Just over a week ago the Jerusalem Post published an article about the persecution of Palestinian Christians in Gaza, saying that a big proportion are trying to emigrate and leave the Hamas-controlled Palestinian territory. The newspaper said that the issue was underreported by the Western media, but some people in the Gaza Strip are saying that this so-called ‘issue’ is simply not true. MENASSAT spoke with Palestinians in Gaza to investigate this further.
By OLFAT HADDAD
Palestinian Christians celebrating Easter. ©AFP
Gaza, December 19, 2008 (MENASSAT) The Jerusalem Post published an article about a Palestinian Christian exodus out of Gaza claiming that the small Christian community were victims of “a systematic campaign of persecution” that they said “is taking place in the Gaza Strip, and to a lesser extent in the West Bank.”
But when MENASSAT’s correspondent in Palestine explored this further, she found that the 3,600 Christians in Gaza are not being displaced en masse and that those who do want to emigrate share the same reasons as the rest of the besieged population – a lack of opportunity in the Strip due to the Israeli siege and occupation.
The Jerusalem Post article said that the persecution of Christians is being perpetrated by a number of Islamic groups and referred to it as, “Part of a larger process of Islamization taking place in Palestinian society.”
Fadi Bandali, a Christian living in the Gaza Strip, spoke with MENASSAT and said that the stories written in the media about the small minority in Gaza are not true. “The Christians here are not suffering under anyone in particular. On the contrary all Christians live here without fear and we practice our rituals freely without anyone interfering.”
“Christians in Gaza do not think about leaving the Strip for the reasons stated in the media. Those who do think about emigrating think about it for the same reasons most other young people do – because of the embargo, the bad economic situation and lack of job opportunities.”
According to a poll released last week by the Palestinian Center for Policy and Survey Research, 40% of people in the Gaza wish to leave.
Bandali told MENASSAT that the Jerusalem Post article could be an attempt to weaken the relationship between Christians and Muslims in Palestine.
“There are a lot of people who are trying to disrupt the relationship between Christians and Muslims in Gaza. Despite the events that happened against Christians in Gaza before, the relationship did not deteriorate. In fact, it’s at its best.
He said that the Christians have not faced any problems with Hamas’ government in the Gaza Strip, who have been in control of the region for one year and a half.
“There is constant communication between us and Hamas and there is no interference by the party, not in our daily rituals and certainly not in our religious practices.”
Christians are afraid to admit harassment
The Jerusalem Post also quoted an article by the columnist Abd Al-Nasser Al-Najjar of the Palestinian daily Al-Ayyam.
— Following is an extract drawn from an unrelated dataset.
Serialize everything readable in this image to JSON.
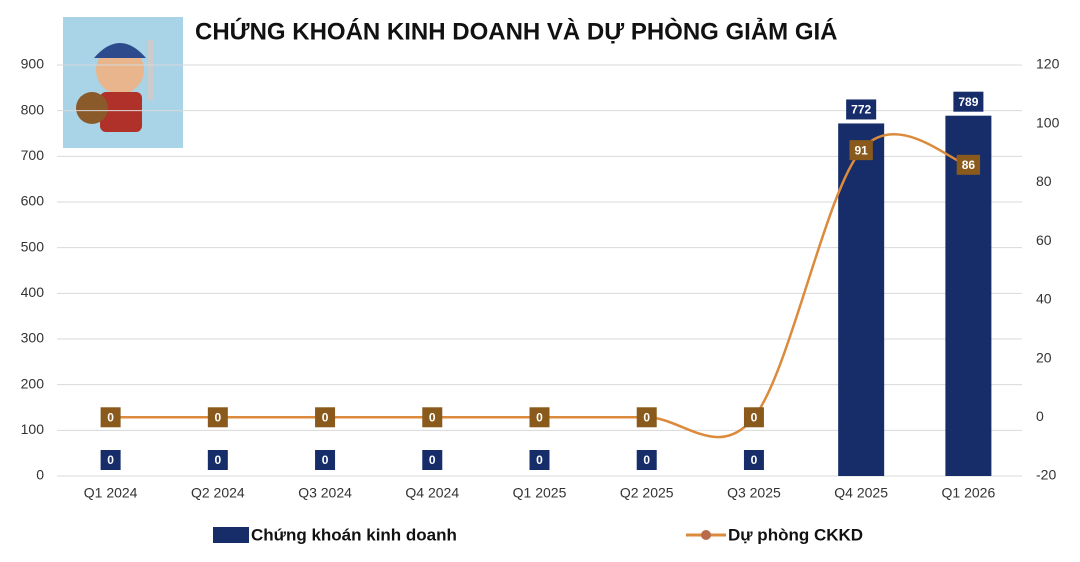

In his article Najjar wrote about Christian-owned properties in the West Bank, specifically in Bethlehem, Ramallah and al-Bireh, that are being confiscated by high-ranking people, including military personnel and powerful families.
During a phone call with Al-Najjar, the journalist told MENASSAT that the Christians of Gaza are getting harassed but they cannot admit it because they are a minority in the region.
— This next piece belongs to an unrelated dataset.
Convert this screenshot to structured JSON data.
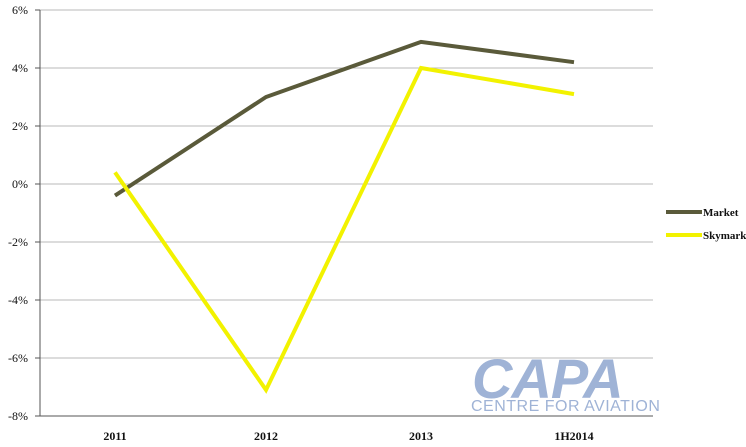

He also said that Christians in the Arab World, including Palestine, are suffering from a lot of harassment but no one is speaking out because of fear. He refers to an article he wrote on this subject, which “was quoted or republished by more than 600 media outlets”.
Najjar is now working on an article about Christians leaving the Strip but says he does not have enough information to publish it yet. “I hear a lot about what happens behind the scenes in Gaza but I don’t want to talk about it until I have real evidence. I don’t want things to get more severe, like the case in Egypt where there is already a strong sectarian divide.”
It’s simply an economical emigration
On the other hand, Father Manuel Musallem, the head of Gaza’s Latin Church said that the mass Christian emigration doesn’t exist at all.
“The issue of some Christians leaving Palestine is not a phenomenon because it’s only normal that some people leave due to the economic situation that the Gaza Strip is going through because of the embargo.”
When asked if he is afraid to say that this emigration is politically motivated, Father Musallem strongly denied any fear of speaking out. He said that the Christian-Muslim relations are excellent and refuses to call the few departures of Christians from the Strip a political emigration. “It is simply an economical emigration.”
He told MENASSAT that two schools in Gaza, Deir Latin and the Holy Family School have more than 1,100 Muslim children attending. “They study all the courses and we even teach them Islam. Some of them are even the children of officials in Hamas or the Islamic jihad.”